When I look at the consumer-preference data floating around bookland it is embarrassingly absent. I say it is embarrassing because we now have the benefit of the internet and we aren’t using it. Why not? It has never been easier to reach out to readers and ask them questions that would help publishers make decisions. Perhaps publishers don’t see value in asking readers what they think? The marketing dollars are spent. The publishing decisions are made. I could easily see a publisher saying sales is the only metric that counts. For shame. Marketing science is a newish field but one that could greatly influence how publishers did business, but first they need to know about it and understand it and realize it isn’t expensive.

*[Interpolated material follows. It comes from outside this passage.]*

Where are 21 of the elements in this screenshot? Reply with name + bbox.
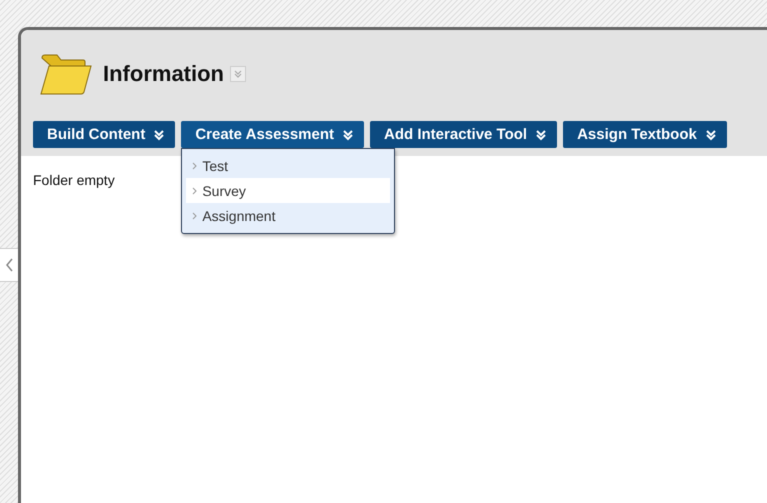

So where to start? Publishers should take heed from the example above. Be quick, be easy, and be specific with your questions. Put up a dedicated URL for feedback per book and experiment with the prompt for customers. Iterate until you get it right. But most importantly start with the end-result in mind. What problem are you trying to solve by polling readers? What kind of data do you need to make the decision? Ask for that, and only that. Don’t cast your net too far. Then do it again. After you are relatively confident in the process, map into the Facebook demographic data and let the value pour in.

Bite-Sized Edits Now Leaner; Aims to Be Stickier

I kept thinking of Hugh McGuire as I read ReWork by the guys from 37Signals. Rework is about launching a business and doing great work. It is about handling meetings and hiring. It is essentially about being and thinking like the partners at 37Signals. At its core that means doing less.

McGuire — a friend — started developing BookOven in 2008. It was ambitious and sprawling and primarily a secret. Ultimately, the target was the inefficiencies/friction in the book making process. Authors submit their manuscripts and then wait two years for their book to hit the shelves. McGuire took aim at that fat and positioned BookOven to be the Bowflex work out machine for the publishing business.